1. Apparatus for correcting electro-optical tube alignment comprising monitoring means for monitoring the shading of the tube image, adjustment means for decreasing the tube bias voltage so that a measurable shading is introduced on the tube image, as monitored by the monitoring means, and control means for varying the tube alignment until the monitoring means monitors a minimum avarage shading.

2. Apparatus as claimed in claim 1, wherein the monitoring means includes a detector for detecting the minimum difference in shading between picture elements from respective corners of the image, which minimum difference is considered to indicate the minimum average shading.

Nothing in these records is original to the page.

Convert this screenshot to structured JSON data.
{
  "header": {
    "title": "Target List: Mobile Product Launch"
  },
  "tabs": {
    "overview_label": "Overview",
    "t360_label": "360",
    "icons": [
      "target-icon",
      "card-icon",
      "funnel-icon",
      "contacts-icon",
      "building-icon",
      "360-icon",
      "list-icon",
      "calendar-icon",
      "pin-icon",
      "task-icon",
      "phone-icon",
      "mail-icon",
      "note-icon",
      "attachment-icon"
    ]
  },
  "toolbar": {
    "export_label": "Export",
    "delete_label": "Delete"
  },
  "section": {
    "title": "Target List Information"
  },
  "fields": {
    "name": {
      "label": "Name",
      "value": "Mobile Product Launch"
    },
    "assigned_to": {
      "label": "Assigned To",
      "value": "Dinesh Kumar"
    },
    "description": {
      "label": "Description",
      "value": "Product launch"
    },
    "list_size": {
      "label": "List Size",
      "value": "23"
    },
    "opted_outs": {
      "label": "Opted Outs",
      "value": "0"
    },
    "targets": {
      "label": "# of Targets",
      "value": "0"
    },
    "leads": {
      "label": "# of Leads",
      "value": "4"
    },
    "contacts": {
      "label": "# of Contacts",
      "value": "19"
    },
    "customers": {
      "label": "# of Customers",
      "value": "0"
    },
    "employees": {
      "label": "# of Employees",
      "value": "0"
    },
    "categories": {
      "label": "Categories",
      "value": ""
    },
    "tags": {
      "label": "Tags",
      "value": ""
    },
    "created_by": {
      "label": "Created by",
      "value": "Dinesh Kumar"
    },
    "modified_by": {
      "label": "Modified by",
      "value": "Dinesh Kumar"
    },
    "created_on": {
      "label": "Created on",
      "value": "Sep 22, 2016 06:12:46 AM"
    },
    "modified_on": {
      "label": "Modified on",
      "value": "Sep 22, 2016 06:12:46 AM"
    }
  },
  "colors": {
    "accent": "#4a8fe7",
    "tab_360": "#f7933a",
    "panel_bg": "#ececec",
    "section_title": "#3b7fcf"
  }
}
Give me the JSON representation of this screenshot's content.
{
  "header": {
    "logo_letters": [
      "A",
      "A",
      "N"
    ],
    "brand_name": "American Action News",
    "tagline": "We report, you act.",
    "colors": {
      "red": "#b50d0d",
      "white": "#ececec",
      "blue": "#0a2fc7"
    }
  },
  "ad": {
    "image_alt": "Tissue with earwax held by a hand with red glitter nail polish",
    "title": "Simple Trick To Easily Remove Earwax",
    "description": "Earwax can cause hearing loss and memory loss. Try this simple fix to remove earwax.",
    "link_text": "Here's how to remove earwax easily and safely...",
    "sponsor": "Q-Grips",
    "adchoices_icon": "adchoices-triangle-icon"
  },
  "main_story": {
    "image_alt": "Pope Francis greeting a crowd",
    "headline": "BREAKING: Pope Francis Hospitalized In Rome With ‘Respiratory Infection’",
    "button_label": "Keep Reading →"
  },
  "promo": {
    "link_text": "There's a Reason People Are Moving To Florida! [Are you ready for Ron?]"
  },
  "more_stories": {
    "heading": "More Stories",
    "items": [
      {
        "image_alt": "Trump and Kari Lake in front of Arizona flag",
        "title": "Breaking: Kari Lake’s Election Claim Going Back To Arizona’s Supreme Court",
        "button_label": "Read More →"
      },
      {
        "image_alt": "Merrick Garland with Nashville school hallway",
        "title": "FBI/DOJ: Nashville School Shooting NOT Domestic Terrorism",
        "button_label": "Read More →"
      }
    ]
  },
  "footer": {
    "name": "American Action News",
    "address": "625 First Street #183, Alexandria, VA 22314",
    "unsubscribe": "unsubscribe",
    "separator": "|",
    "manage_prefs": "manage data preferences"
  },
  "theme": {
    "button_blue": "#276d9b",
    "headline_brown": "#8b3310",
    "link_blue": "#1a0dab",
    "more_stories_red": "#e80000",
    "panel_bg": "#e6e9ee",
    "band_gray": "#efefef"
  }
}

3. Apparatus as claimed in claim 2, wherein the control means and detector operate so that the alignment is varied in one of two mutually perpendicular directions until the minimum difference is detected and the alignment is then varied in the other direction until the minimum difference is again detected.

4. Apparatus as claimed in any preceding claim including scanning compensation means for compensating the scanning of the camera tube during alignment correction.

5. A television camera including the apparatus of any preceding claim.

6. A method of correcting electro-optical tube alignment comprising the steps of reducing the tube target bias voltage to produce a measurable shading in the tube image and varying the tube alignment to determine minimum average tube image shading, which is considered to indicate optimum tube alignment.

7. A method as claimed in claim 6, comprising the step of establishing the minimum difference in shading between picture elements from respective corners of the tube image, which condition is considered to indicate minimum average tube image shading.

8. A method as claimed in claim 7, comprising the steps of establishing the minimum difference in shading by varying alignment in one of two mutually perpendicular directions and subsequently determining minimum difference in shading by varying the alignment in the other direction.

9. A method as claimed in any of claims 6 to 8, including the step of compensating the camera tube scanning during alignment correction.

10. Apparatus for correcting electro-optical tube alignment substantially as hereinbefore described.

11. A method of electro-optical camera tube alignment substantially as hereinbefore described.